談志だって圓生だって、そんなことはしていない。

もちろん、マンガに描かれる師弟関係は、ドロドロした部分を純化したもの。必ずしも現実は、そんなにきれいなものじゃないだろう。
しかし、その描かれ方は現実の世界と通じるリアリティを持っていて、美しい。
多くの噺家だってきっと、ここに描かれた理想のエピソードに共感せずにはおれないと思うのだ。

実に不思議な風習だが、稽古料も取らずに弟子の世話を見るのが落語の師匠というもの。
柳家百蔵は多くの弟子を抱えているが、さらなる弟子入り志願者は引きも切らない。
目つきの悪い弟子入り志願者に、市電でずっと後を付けられたり。これ、実在の噺家の誰かにあったエピソード。
田舎から来た、すごい訛りの男の弟子入りを断ったら「オラひょうずんごだ!」とキレられる。
またある弟子は、吉原から馬を引っ張って帰ってくる。「付き馬」の馬ですね。
馬に金を渡して帰ってもらうのは師匠である。
またあるときは、弟子のかみさんが旦那のひどさを訴えにくる。別れちまえと諭すと、厩火事みたいな展開に呆れる師匠。

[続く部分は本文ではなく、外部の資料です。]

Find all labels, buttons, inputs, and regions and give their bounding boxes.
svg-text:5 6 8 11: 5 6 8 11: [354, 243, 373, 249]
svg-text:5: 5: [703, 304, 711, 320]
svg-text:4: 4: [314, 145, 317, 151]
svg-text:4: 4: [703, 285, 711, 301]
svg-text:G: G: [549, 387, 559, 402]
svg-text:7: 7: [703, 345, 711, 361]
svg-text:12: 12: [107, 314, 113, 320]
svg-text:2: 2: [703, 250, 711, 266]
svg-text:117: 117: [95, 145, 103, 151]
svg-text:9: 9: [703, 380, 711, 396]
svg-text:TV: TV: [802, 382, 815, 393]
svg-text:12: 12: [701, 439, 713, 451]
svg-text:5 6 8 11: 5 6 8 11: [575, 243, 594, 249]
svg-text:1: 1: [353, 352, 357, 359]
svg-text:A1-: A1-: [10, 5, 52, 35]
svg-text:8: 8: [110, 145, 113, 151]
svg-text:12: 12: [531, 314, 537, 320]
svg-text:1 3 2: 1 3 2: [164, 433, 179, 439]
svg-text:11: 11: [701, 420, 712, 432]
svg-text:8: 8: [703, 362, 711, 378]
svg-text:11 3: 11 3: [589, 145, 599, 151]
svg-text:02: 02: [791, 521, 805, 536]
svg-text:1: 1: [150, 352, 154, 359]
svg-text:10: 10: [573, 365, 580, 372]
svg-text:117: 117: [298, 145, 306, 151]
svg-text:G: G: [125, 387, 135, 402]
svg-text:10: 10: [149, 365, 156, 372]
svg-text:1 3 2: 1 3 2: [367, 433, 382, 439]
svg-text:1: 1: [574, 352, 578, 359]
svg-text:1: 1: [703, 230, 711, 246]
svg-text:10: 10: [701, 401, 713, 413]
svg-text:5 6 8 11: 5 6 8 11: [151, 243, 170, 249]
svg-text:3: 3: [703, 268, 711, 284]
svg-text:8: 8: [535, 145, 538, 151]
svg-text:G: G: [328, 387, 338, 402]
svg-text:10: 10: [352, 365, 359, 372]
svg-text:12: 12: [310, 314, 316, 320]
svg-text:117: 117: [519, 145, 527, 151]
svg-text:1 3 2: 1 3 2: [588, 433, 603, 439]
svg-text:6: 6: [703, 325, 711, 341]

真面目だが、目の出ない弟子に引導を渡すのも師匠の仕事。
優しく転業を勧める師匠に対し頭を下げ、職人を目指すことにする弟子。
それを横目で見ているのは、吉原から馬を引いてきた弟弟子。これは有望で、真を打たせ、襲名もしたらどうだと柏木亭の席亭に勧められる。
柏木亭なんて寄席はなかったが、柏木の師匠と呼ばれた圓生から来ているのだろう。

だが、真打して、襲名までするとなると多額の費用が掛かる。師匠には、嫁入りする娘がいるのに。
当の娘が、真打の披露目のほうにまわしてやってというので、決断する師匠。
真打の披露宴には、予想を上回る客が来て、費用が足りず頭を抱えつつも、弟子のために賑やかに踊りを見せる師匠の泣き笑い。

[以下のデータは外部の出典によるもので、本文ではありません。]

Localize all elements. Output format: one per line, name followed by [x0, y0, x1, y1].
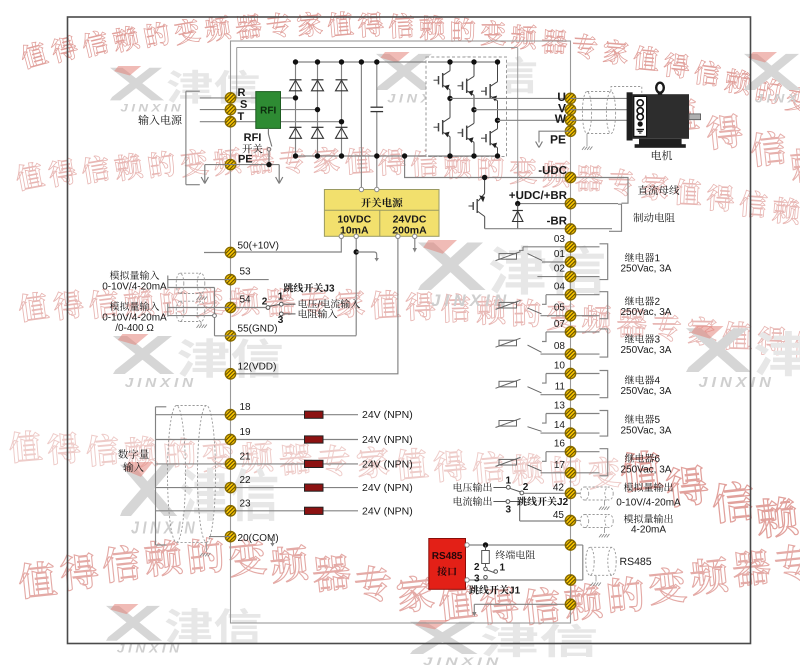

史実も交え、落語の師匠の苦労をリアルに描いたエピソード。
決してきれいごとだけが描かれているわけではない。
抜擢されて真打に昇進するのは、一生懸命努力はしても目の出ない真面目な弟子より、吉原で遊びすぎて馬を引いてくる弟子のほうだ。
だが、そのことを疑問に思う人物はいない。師匠の娘さんだって、「あたしは平凡なおかみさんになるだけ」だからと譲るのだ。

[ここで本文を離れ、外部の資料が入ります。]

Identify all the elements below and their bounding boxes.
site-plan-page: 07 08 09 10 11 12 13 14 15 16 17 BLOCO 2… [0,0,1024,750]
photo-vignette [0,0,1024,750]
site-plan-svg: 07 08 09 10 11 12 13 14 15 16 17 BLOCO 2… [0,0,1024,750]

このエピソードを、当ブログで過去に取り上げなかった理由ははっきりしている。
廃業を勧められる弟子というもの、素行に問題があった場合は別にして、現在はそうそういない。立川談笑師のところぐらいだろう。
この点に踏ん切りがつかなかった。
実際の落語界では、ダメな人でも辞めなければ真打披露目をしてもらえる。その後は仕事がなかったりするが。
だが、この師匠、柳家百蔵はやはり優しい。
廃業を勧める価値観はともかくとして、決して弟子に冷たいのではない。
弟子のために、まだ若い今のうちに転業を勧めているのである。
その精神にはやはり、心を打たれる。

マンガに描かれる師弟関係、押さえておいたほうがいい。
さもないと、自分の芝居に来ない弟子を前座に降格して平気な噺家を「優しい」なんてアホみたいな感想を持ってしまったりする。